Property Taskforce is commited to studying and confronting the barriers individual property rights pose to indigenous sovereignty, ecological governance, and political freedom.
Nationalize Alberta Oil
Submitted by shiri on Sun, 2006-12-31 14:21.
I was really hoping someone would write this article, and Jonah Gindin has done it brilliantly.
"Venezuela's and Canada's Very Different Approaches to Oil," originally published in Alberta Voice (but I found it on Venezuelananalysis.com), runs through the making of oil policy in these nations, pointing to the places where these policies converged and ultimately diverged over time.
Gindin recommends Canada take a page out of Venezuela's book by increasing oil royalties on the Alberta tar sands and diverting these funds towards social programs. He makes two excellent cases for such a move: the first, being the ecological unsustainability of current oil production, ultimately arguing for a reinvestment of oil dollars into a world-leading, renewable, alternative energy industry; the second case, based on fostering a strong, political, civic culture in Canada, where every Canadian has an opportunity to go to university, to get access to free health care, and to eat healthy, nutritious, locally-grown food. At least that's the success Gindin points to of the Bolivarian revolution in Venezuela. It's exciting to imagine there being no more excuses for cut after destructive cut to Canadian social programs in provinces across the country.

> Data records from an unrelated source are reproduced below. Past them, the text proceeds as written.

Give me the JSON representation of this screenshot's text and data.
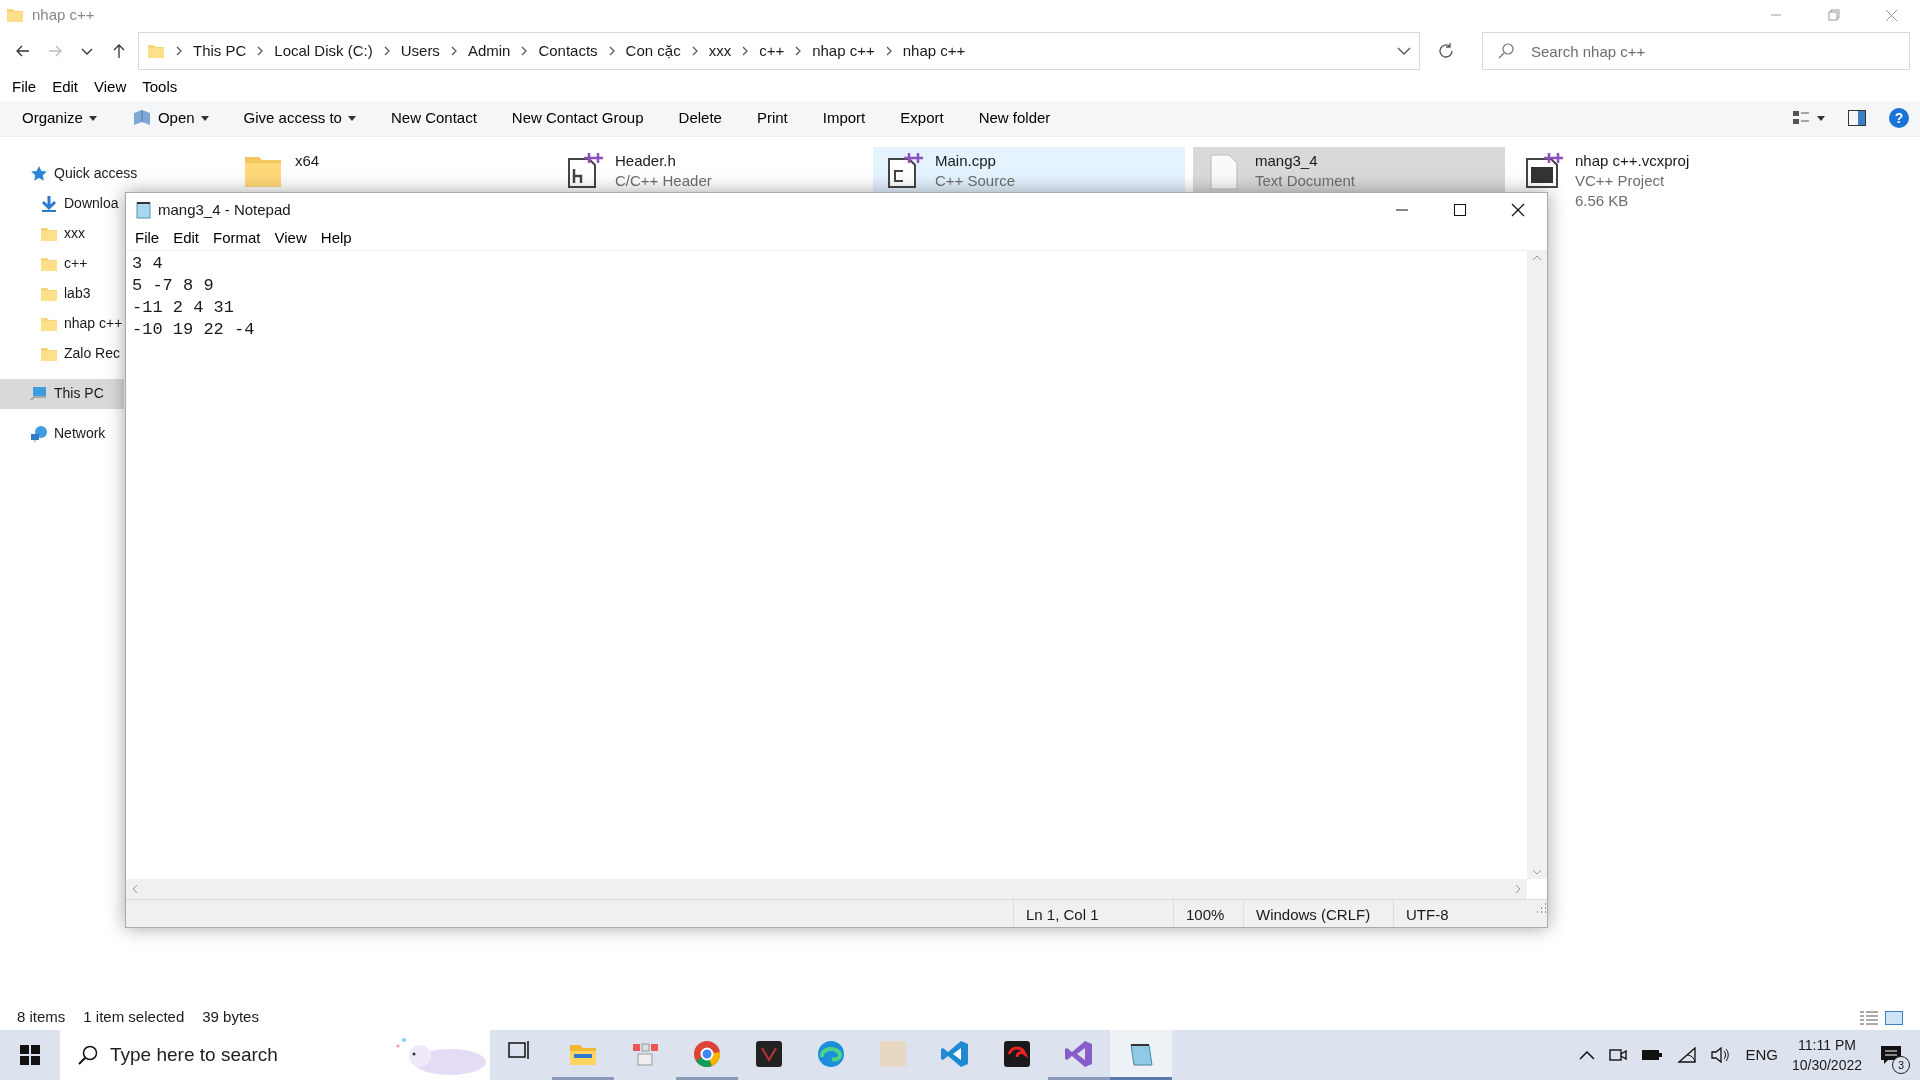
{
  "explorer": {
    "title": "nhap c++",
    "breadcrumb": [
      "This PC",
      "Local Disk (C:)",
      "Users",
      "Admin",
      "Contacts",
      "Con cặc",
      "xxx",
      "c++",
      "nhap c++",
      "nhap c++"
    ],
    "search": {
      "placeholder": "Search nhap c++"
    },
    "menu": [
      "File",
      "Edit",
      "View",
      "Tools"
    ],
    "commands": [
      {
        "label": "Organize",
        "dropdown": true,
        "icon": false
      },
      {
        "label": "Open",
        "dropdown": true,
        "icon": true
      },
      {
        "label": "Give access to",
        "dropdown": true,
        "icon": false
      },
      {
        "label": "New Contact",
        "dropdown": false,
        "icon": false
      },
      {
        "label": "New Contact Group",
        "dropdown": false,
        "icon": false
      },
      {
        "label": "Delete",
        "dropdown": false,
        "icon": false
      },
      {
        "label": "Print",
        "dropdown": false,
        "icon": false
      },
      {
        "label": "Import",
        "dropdown": false,
        "icon": false
      },
      {
        "label": "Export",
        "dropdown": false,
        "icon": false
      },
      {
        "label": "New folder",
        "dropdown": false,
        "icon": false
      }
    ],
    "help_label": "?",
    "sidebar": [
      {
        "kind": "star",
        "label": "Quick access",
        "selected": false,
        "children": [
          {
            "kind": "download",
            "label": "Downloa",
            "selected": false
          },
          {
            "kind": "folder",
            "label": "xxx",
            "selected": false
          },
          {
            "kind": "folder",
            "label": "c++",
            "selected": false
          },
          {
            "kind": "folder",
            "label": "lab3",
            "selected": false
          },
          {
            "kind": "folder",
            "label": "nhap c++",
            "selected": false
          },
          {
            "kind": "folder",
            "label": "Zalo Rec",
            "selected": false
          }
        ]
      },
      {
        "kind": "pc",
        "label": "This PC",
        "selected": true
      },
      {
        "kind": "network",
        "label": "Network",
        "selected": false
      }
    ],
    "files": [
      {
        "kind": "folder",
        "name": "x64",
        "selected": false,
        "hovered": false
      },
      {
        "kind": "header",
        "name": "Header.h",
        "details": [
          "C/C++ Header"
        ],
        "selected": false,
        "hovered": false
      },
      {
        "kind": "source",
        "name": "Main.cpp",
        "details": [
          "C++ Source"
        ],
        "selected": false,
        "hovered": true
      },
      {
        "kind": "text",
        "name": "mang3_4",
        "details": [
          "Text Document"
        ],
        "selected": true,
        "hovered": false
      },
      {
        "kind": "project",
        "name": "nhap c++.vcxproj",
        "details": [
          "VC++ Project",
          "6.56 KB"
        ],
        "selected": false,
        "hovered": false
      }
    ],
    "status": [
      "8 items",
      "1 item selected",
      "39 bytes"
    ]
  },
  "notepad": {
    "title": "mang3_4 - Notepad",
    "menu": [
      "File",
      "Edit",
      "Format",
      "View",
      "Help"
    ],
    "lines": [
      "3 4",
      "5 -7 8 9",
      "-11 2 4 31",
      "-10 19 22 -4"
    ],
    "status": [
      "Ln 1, Col 1",
      "100%",
      "Windows (CRLF)",
      "UTF-8"
    ]
  },
  "taskbar": {
    "search_placeholder": "Type here to search",
    "apps": [
      {
        "kind": "taskview",
        "running": false,
        "selected": false
      },
      {
        "kind": "explorer",
        "running": true,
        "selected": false
      },
      {
        "kind": "grid",
        "running": false,
        "selected": false
      },
      {
        "kind": "chrome",
        "running": true,
        "selected": false
      },
      {
        "kind": "dark",
        "running": false,
        "selected": false
      },
      {
        "kind": "edge",
        "running": false,
        "selected": false
      },
      {
        "kind": "photo",
        "running": false,
        "selected": false
      },
      {
        "kind": "vscode",
        "running": false,
        "selected": false
      },
      {
        "kind": "red",
        "running": false,
        "selected": false
      },
      {
        "kind": "vs",
        "running": true,
        "selected": false
      },
      {
        "kind": "notepad",
        "running": true,
        "selected": true
      }
    ],
    "language": "ENG",
    "time": "11:11 PM",
    "date": "10/30/2022",
    "notifications": "3"
  }
}
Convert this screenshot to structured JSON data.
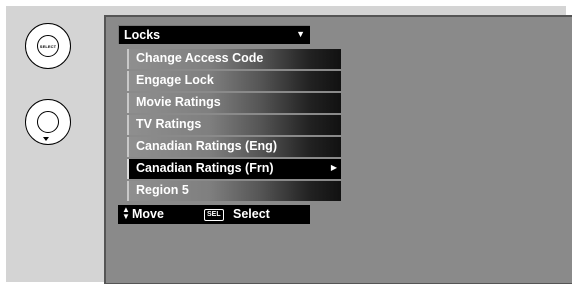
{
  "remote": {
    "select_button_text": "SELECT"
  },
  "menu": {
    "title": "Locks",
    "items": [
      {
        "label": "Change Access Code"
      },
      {
        "label": "Engage Lock"
      },
      {
        "label": "Movie Ratings"
      },
      {
        "label": "TV Ratings"
      },
      {
        "label": "Canadian Ratings (Eng)"
      },
      {
        "label": "Canadian Ratings (Frn)",
        "selected": true
      },
      {
        "label": "Region 5"
      }
    ]
  },
  "hints": {
    "move_label": "Move",
    "sel_key": "SEL",
    "select_label": "Select"
  },
  "icons": {
    "title_dropdown": "triangle-down-icon",
    "submenu": "triangle-right-icon",
    "move": "up-down-arrows-icon"
  }
}
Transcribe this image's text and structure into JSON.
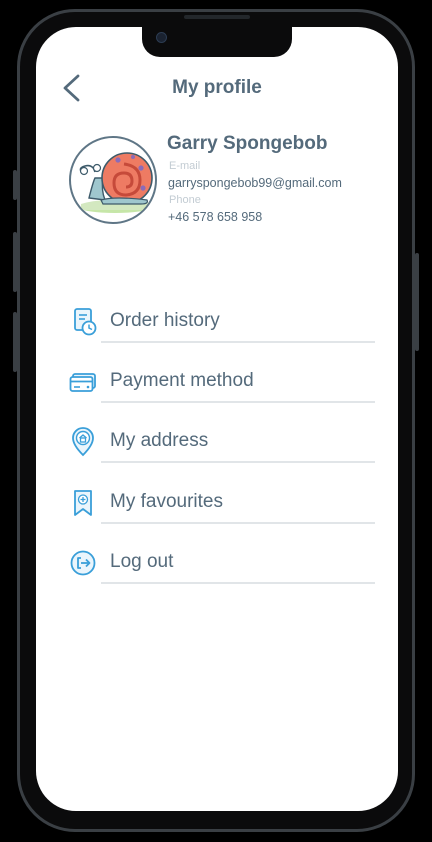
{
  "header": {
    "title": "My profile"
  },
  "profile": {
    "name": "Garry Spongebob",
    "email_label": "E-mail",
    "email": "garryspongebob99@gmail.com",
    "phone_label": "Phone",
    "phone": "+46 578 658 958"
  },
  "menu": {
    "items": [
      {
        "label": "Order history",
        "icon": "receipt-clock-icon"
      },
      {
        "label": "Payment method",
        "icon": "credit-card-icon"
      },
      {
        "label": "My address",
        "icon": "location-home-icon"
      },
      {
        "label": "My favourites",
        "icon": "bookmark-plus-icon"
      },
      {
        "label": "Log out",
        "icon": "logout-icon"
      }
    ]
  },
  "colors": {
    "text": "#546a7b",
    "accent": "#3a9fd9",
    "divider": "#e1e5e8",
    "muted": "#c3ccd3"
  }
}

While Gindin writes with alarm that the nationalization of Canadian oil did not even appear remotely as an election issues in the past two federal races, I discovered just now by surfing around the Internet that there actually is substantial support amongst Canadians to pursue this national path. CTV reported that over half of Canadians (1,500 total) surveyed by Leger Marketing wanted to see their petroleum and gas stations nationalized as gas was hitting record high prices. Quebecers were the strongest supporters of nationalization at 67 percent. Leading the way with highest numbers of opposition, no surprise, was Alberta, but surprisingly, at only 49 percent opposed. Maybe there is some hope there somewhere...
Of course, we know that Western discontent and even the spawning of Western separatism resulted from Trudeau's National Energy Program (NEP), but if there is already support in Alberta, perhaps this issue might not be a divisive as one imagines... What is the next step here? How can this issue get on to the political landscape, into public debate? Must find those sympathetic Albertans, and fast.